Most women merely spend a few years of their lives in economic pursuits. The common age at marriage being 21 to 25, they may spend a few years before they are married and again later when the children have left the nest. The amount of work a wife may supply to the market may depend not only on her wage rate but also on the total income of the family. Observers and researchers have found that female market labor responds negatively to husbands' incomes; the more husbands earn, the less wives are likely to work. But there is a positive response of a woman's ability to earn income to her inclination to work; the more she can earn the more she is likely to work.

In recent decades women throughout the capitalistic world have flocked from home to office or factory. In the United States, more than forty percent of married women now are estimated to be earning extra incomes. This shift from home to market must be explained not only by the phenomenal reduction in physical exertion as a result of modern technology and application of capital, but also by the growing opportunities of office work. As American industry provided an ever increasing variety of goods at lower prices, it became more advantageous to buy them in a store than to make them ar home. In other words, an hour's work in the office became more productive in providing goods for the home than an hour's work at home, which persuaded millions of married women to seek market employment. But even then they may want to limit their labor to times and places that allow for family chores. The office hours should not conflict with family hours, the place of work should not be too far from home, and above all, the office demands should not be overly exhausting, depriving her of the strength needed at home.

It is in the interest of all members of society that woman should develop her ego and join man as equal, freeborn companion and partner. She should develop her personality in accordance with her inclinations, desires and economic circumstances. But the basic differences in sexual character and physique cannot be outlawed any more than other inequalities of the human race. She cannot escape the burden of motherhood, of childbearing and child-rearing that consume her energies and tend to remove her from the labor market. Pregnancy and the nursing of children take many years of her life and deprive her of the opportunity to be active professionally. While man may be pursuing ambitious goals, woman is a child-bearer and nurse, carrying the burden of human reproduction. In order to compete with man and develop her abilities in economic life she may have to renounce her womanly functions and deny herself the greatest joy, the joy of motherhood. A few extraordinarily gifted women manage to achieve both, perform great deeds in spite of motherhood.

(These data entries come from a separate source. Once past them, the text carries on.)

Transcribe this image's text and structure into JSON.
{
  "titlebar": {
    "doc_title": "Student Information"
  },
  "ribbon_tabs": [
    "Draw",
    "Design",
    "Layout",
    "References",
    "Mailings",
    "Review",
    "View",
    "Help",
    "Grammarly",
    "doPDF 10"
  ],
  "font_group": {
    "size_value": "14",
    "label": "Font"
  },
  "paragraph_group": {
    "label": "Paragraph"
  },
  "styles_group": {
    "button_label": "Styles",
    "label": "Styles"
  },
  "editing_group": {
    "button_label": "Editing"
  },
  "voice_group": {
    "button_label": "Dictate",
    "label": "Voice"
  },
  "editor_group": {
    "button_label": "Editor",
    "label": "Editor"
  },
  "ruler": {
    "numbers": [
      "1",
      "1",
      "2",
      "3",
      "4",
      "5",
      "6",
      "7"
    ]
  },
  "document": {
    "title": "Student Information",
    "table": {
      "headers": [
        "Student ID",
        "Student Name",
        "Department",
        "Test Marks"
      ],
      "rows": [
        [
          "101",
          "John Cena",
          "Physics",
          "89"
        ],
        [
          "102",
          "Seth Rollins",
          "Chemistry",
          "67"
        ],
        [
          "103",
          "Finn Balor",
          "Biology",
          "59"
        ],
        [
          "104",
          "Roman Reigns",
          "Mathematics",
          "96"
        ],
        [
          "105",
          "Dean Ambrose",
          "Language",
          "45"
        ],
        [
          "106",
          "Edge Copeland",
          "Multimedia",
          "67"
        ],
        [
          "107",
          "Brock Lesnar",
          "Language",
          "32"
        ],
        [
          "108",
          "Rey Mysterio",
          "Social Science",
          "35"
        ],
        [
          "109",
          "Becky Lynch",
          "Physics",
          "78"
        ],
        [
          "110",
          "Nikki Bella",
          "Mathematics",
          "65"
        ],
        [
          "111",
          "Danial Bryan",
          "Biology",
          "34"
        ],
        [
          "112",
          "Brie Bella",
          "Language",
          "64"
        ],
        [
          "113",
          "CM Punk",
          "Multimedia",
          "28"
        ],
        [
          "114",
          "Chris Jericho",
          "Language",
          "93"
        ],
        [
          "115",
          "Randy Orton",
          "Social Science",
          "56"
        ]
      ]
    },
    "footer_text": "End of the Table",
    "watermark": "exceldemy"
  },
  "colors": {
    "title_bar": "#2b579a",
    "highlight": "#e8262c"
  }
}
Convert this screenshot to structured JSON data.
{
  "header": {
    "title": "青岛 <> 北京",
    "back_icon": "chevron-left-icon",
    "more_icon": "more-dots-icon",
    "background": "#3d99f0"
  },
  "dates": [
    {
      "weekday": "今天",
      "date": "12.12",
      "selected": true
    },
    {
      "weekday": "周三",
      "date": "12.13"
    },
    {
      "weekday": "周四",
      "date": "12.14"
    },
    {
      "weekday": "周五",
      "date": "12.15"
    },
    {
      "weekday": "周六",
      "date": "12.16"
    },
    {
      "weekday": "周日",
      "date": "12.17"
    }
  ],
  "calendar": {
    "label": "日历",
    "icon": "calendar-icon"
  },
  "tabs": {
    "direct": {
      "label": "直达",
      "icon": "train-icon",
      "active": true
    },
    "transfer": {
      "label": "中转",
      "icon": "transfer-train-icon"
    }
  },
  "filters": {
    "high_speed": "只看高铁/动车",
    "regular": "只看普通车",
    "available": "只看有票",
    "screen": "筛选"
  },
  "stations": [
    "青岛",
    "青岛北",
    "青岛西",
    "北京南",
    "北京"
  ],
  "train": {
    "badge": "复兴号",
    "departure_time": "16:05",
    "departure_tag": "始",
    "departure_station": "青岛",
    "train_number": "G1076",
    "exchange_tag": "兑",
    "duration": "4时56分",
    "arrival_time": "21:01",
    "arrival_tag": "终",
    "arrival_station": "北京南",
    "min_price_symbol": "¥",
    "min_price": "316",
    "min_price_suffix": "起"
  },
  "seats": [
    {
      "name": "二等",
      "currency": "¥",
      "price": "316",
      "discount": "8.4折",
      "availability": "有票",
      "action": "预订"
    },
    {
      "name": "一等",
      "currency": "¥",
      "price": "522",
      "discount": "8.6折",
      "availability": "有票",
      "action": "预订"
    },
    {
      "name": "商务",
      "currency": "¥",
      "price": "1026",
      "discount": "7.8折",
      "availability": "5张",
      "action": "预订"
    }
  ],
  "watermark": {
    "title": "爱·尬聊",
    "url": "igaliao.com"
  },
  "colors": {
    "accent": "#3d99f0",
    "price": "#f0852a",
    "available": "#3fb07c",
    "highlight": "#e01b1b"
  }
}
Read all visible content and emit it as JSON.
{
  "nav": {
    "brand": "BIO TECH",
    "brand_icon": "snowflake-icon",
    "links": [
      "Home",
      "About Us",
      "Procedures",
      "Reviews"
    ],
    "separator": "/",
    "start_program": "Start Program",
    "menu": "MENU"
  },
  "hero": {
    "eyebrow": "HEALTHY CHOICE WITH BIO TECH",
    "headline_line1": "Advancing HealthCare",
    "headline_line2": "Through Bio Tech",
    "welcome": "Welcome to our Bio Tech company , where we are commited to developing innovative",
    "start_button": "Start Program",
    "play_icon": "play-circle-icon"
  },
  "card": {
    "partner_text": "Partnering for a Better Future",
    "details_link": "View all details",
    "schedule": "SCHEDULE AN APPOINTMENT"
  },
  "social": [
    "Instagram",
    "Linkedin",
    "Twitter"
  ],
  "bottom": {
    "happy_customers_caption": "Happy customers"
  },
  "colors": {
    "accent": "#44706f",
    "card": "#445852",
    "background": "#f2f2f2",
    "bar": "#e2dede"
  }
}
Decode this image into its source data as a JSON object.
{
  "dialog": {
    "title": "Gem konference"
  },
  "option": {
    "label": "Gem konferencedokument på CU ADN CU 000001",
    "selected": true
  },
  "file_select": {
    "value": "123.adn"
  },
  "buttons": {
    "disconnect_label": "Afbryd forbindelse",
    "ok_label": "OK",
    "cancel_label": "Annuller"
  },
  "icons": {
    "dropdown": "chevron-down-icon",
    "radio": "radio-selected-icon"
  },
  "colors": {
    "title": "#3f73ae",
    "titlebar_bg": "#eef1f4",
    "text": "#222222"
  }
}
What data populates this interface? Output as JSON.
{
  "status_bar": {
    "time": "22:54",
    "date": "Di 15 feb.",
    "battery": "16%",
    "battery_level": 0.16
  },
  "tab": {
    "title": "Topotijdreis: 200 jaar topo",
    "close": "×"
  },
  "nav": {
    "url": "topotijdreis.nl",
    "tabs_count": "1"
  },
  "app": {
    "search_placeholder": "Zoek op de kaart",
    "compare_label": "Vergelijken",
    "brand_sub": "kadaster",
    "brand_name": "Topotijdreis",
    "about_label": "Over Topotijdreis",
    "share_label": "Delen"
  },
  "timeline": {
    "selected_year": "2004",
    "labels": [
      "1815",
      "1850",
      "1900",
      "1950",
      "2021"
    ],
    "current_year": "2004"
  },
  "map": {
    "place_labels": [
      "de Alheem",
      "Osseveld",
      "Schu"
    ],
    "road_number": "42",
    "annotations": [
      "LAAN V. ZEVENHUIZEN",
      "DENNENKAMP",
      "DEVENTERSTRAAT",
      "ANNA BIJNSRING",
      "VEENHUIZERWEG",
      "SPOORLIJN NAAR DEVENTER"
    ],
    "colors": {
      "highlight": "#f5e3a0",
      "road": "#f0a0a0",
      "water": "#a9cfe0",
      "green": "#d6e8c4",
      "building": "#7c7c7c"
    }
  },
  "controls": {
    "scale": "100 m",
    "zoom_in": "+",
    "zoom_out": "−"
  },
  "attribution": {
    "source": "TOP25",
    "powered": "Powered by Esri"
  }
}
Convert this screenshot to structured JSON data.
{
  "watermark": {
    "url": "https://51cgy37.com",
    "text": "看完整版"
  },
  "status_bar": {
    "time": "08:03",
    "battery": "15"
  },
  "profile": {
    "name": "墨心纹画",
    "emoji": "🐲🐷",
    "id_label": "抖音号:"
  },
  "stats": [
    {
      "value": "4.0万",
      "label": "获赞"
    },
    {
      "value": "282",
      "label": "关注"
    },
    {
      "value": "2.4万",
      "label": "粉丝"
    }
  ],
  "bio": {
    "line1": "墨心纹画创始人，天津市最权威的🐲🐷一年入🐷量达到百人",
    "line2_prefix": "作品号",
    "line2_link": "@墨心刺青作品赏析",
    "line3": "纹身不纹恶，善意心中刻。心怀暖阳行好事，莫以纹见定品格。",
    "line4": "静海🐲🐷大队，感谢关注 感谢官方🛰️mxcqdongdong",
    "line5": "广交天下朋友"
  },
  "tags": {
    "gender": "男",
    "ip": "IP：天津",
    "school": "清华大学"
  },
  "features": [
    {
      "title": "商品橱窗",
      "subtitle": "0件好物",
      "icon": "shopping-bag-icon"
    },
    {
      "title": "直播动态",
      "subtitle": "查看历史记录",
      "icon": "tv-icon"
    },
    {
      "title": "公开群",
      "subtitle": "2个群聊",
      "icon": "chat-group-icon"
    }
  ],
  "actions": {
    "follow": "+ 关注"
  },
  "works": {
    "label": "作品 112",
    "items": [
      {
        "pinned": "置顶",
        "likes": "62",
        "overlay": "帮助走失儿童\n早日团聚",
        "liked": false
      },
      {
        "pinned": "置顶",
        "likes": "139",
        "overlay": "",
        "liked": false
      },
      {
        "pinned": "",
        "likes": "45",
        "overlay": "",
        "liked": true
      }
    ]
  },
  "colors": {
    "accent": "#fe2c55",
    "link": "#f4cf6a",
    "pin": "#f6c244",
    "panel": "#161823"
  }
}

Affirmative-action judges are blind to the obvious. They actually find employers guilty for considering sexual limitations and situations. Oblivious to human nature, they issue court orders that seek to suppress it. They are actually hurting the very individuals they seek to benefit. By raising the cost of female labor they are reducing its demand which, in simple economic language, is tantamount to creating unemployment. The "marginal" employees, whose productivity was barely covering their employment costs before the judge's order, are rendered "submarginal" by the order, that is, they are made to inflict losses on their employers and thus, for purposes of employment, are made unproductive. In short, they are rendered unemployable. A Supreme Court decision that interprets the law in such an "affirmative" fashion may condemn many thousands of American women to long years of unemployment.

Society cannot rest for long on a judge's order and the power of the police to enforce it. It must build on the solid foundation of freedom and morality, which are the principal elements of social peace and the guarantors of its prosperity.